Photo by Tom Rivers – A Village of Albion plow truck was out in early February after another snow storm.

The cold and snow hit hard around around Thanksgiving and it has stuck around since, with little breaks in the frigid temperatures.

The unrelenting winter has kept local municipal highway crews busy. Their stockpiles of road salt are shrinking, while costs climb for overtime and fuel for the plow trucks.

“It’s been one of the longest winters that I can remember,” said Ed Morgan, Murray highway superintendent. “It started right after Thanksgiving and it’s been steady.”

Murray typically uses 1,000 to 1,200 tons of road salt a year. The town has already gone through 1,300 to 1,400 tons this winter, Morgan said.

He has 400 left in the highway storage shed. The town might buy another 400 tons, in addition to its stockpile.

The town of Barre has the most roads to work on in the county with 62 miles of town, plus 20 miles of county roads. Barre usually uses 1,200 to 1,400 tons of salt and is up to about 2,100 tons so far this winter, said Dale Ostroski, the town highway superintendent.

Last evening was a rare chance for him to be home. The highway crews have been working at all hours of the day, plowing and salting roads.

Ostroski said he has enough salt stored to last until the end of winter.

“We can get through it,” he said.

Some municipalities in the state and outside New York worry they will run out of salt. They are scrambling to get more. February and March often have days with temperatures near freezing, when salt should be deployed.

Local highway chiefs interviewed say they are in “good shape” with their salt supply. Many of the towns entered the winter with deep reserves. The previous two winters were far less demanding, which allowed the salt stockpiles to grow.

Some days have been so cold that towns actually didn’t use salt. When it drops below 15 degrees, salt doesn’t work. It needs moisture to activate, said Roger Wolfe, Yates highway superintendent.

Some of the recent sub-zero days actually were too cold for the municipalities to spread salt, although some use a mix that can be effective as low as 0 degrees.

Wolfe said the towns would have used more salt if the sub-zero temps had been in the teens or the 20s.

Yates has about 500 or 600 tons left for the winter. It plows 72 miles of roads.

“We’ve used more salt than in the previous two years,” Wolfe said.

He is thankful he has salt storage facilities that allowed the town to have a sizable stockpile. Other municipalities in the state have smaller storage sheds, forcing them to do frequent orders for salt. Many salt suppliers are only giving partial orders right now. Companies such as American Rock Salt in Livingston County are trying to serve as many customers as possible by giving them smaller salt orders.

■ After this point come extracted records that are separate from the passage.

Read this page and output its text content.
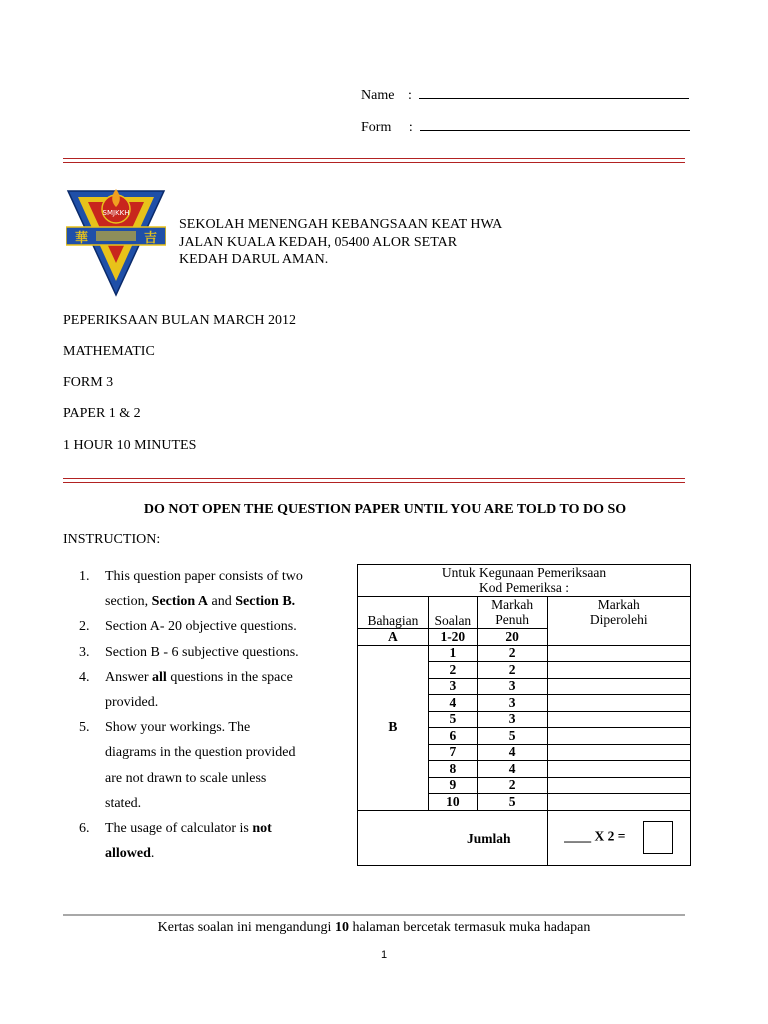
Name :
Form :
SMJKKH
華	吉
SEKOLAH MENENGAH KEBANGSAAN KEAT HWA
JALAN KUALA KEDAH, 05400 ALOR SETAR
KEDAH DARUL AMAN.
PEPERIKSAAN BULAN MARCH 2012
MATHEMATIC
FORM 3
PAPER 1 & 2
1 HOUR 10 MINUTES
DO NOT OPEN THE QUESTION PAPER UNTIL YOU ARE TOLD TO DO SO
INSTRUCTION:
1. This question paper consists of two
section, Section A and Section B.
2. Section A- 20 objective questions.
3. Section B - 6 subjective questions.
4. Answer all questions in the space
provided.
5. Show your workings. The
diagrams in the question provided
are not drawn to scale unless
stated.
6. The usage of calculator is not
allowed.
Untuk Kegunaan Pemeriksaan			
Kod Pemeriksa :			
Bahagian	Soalan	Markah	Markah
		Penuh	Diperolehi
A	1-20	20	
B	1	2	
	2	2	
	3	3	
	4	3	
	5	3	
	6	5	
	7	4	
	8	4	
	9	2	
	10	5	
Jumlah			____ X 2 =
Kertas soalan ini mengandungi 10 halaman bercetak termasuk muka hadapan
1
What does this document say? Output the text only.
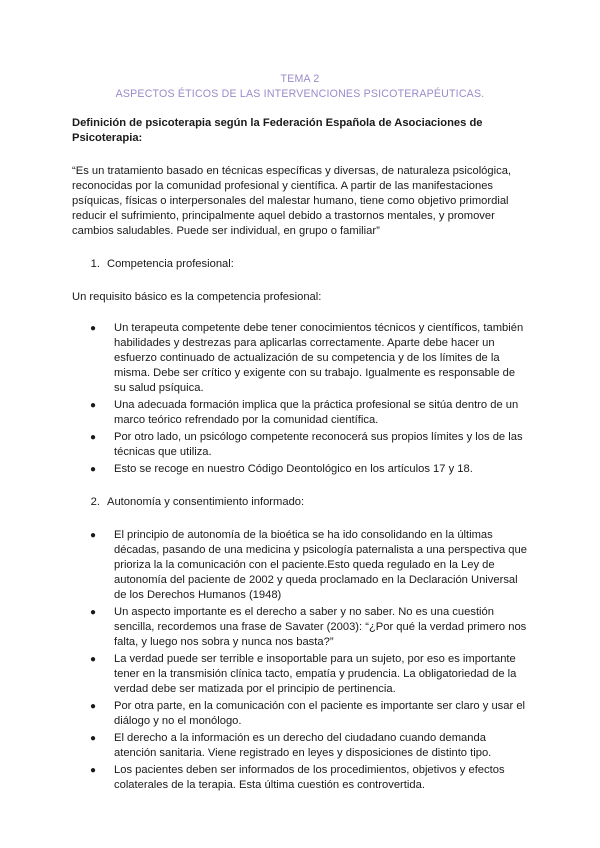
TEMA 2
ASPECTOS ÉTICOS DE LAS INTERVENCIONES PSICOTERAPÉUTICAS.
Definición de psicoterapia según la Federación Española de Asociaciones de Psicoterapia:
“Es un tratamiento basado en técnicas específicas y diversas, de naturaleza psicológica, reconocidas por la comunidad profesional y científica. A partir de las manifestaciones psíquicas, físicas o interpersonales del malestar humano, tiene como objetivo primordial reducir el sufrimiento, principalmente aquel debido a trastornos mentales, y promover cambios saludables. Puede ser individual, en grupo o familiar”
1. Competencia profesional:
Un requisito básico es la competencia profesional:
● Un terapeuta competente debe tener conocimientos técnicos y científicos, también habilidades y destrezas para aplicarlas correctamente. Aparte debe hacer un esfuerzo continuado de actualización de su competencia y de los límites de la misma. Debe ser crítico y exigente con su trabajo. Igualmente es responsable de su salud psíquica.
● Una adecuada formación implica que la práctica profesional se sitúa dentro de un marco teórico refrendado por la comunidad científica.
● Por otro lado, un psicólogo competente reconocerá sus propios límites y los de las técnicas que utiliza.
● Esto se recoge en nuestro Código Deontológico en los artículos 17 y 18.
2. Autonomía y consentimiento informado:
● El principio de autonomía de la bioética se ha ido consolidando en la últimas décadas, pasando de una medicina y psicología paternalista a una perspectiva que prioriza la la comunicación con el paciente.Esto queda regulado en la Ley de autonomía del paciente de 2002 y queda proclamado en la Declaración Universal de los Derechos Humanos (1948)
● Un aspecto importante es el derecho a saber y no saber. No es una cuestión sencilla, recordemos una frase de Savater (2003): “¿Por qué la verdad primero nos falta, y luego nos sobra y nunca nos basta?”
● La verdad puede ser terrible e insoportable para un sujeto, por eso es importante tener en la transmisión clínica tacto, empatía y prudencia. La obligatoriedad de la verdad debe ser matizada por el principio de pertinencia.
● Por otra parte, en la comunicación con el paciente es importante ser claro y usar el diálogo y no el monólogo.
● El derecho a la información es un derecho del ciudadano cuando demanda atención sanitaria. Viene registrado en leyes y disposiciones de distinto tipo.
● Los pacientes deben ser informados de los procedimientos, objetivos y efectos colaterales de la terapia. Esta última cuestión es controvertida.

The Village of Albion has used about 1,400 tons of salt so far, about 400 more than in an average winter, said Dale Brooks, the DPW superintendent. The village pays $42 a ton. The municipalities buy the salt on a state bid.

They have to buy at least 70 percent of their contract. In a light winter, like the previous two, the towns and villages will see their stockpiles grow.

They can keep the $42 price for up to 120 percent of their contract. After that, the price increases. Brooks said the village had about 500 tons stockpiled before the winter.

He had hoped to buy 800 tons this winter, but the December ice storms “burned up our salt.”

“We haven’t seen something like this in 15 or 20 years,” he said. “It’s an old-fashioned winter.”

A few warmer days beginning today doesn’t mean the highway crews will get to rest easy. The deep freeze and thaw has cracked roads and created many sizable potholes. The highway superintendents say they will be out with their crews trying to patch some of the roads.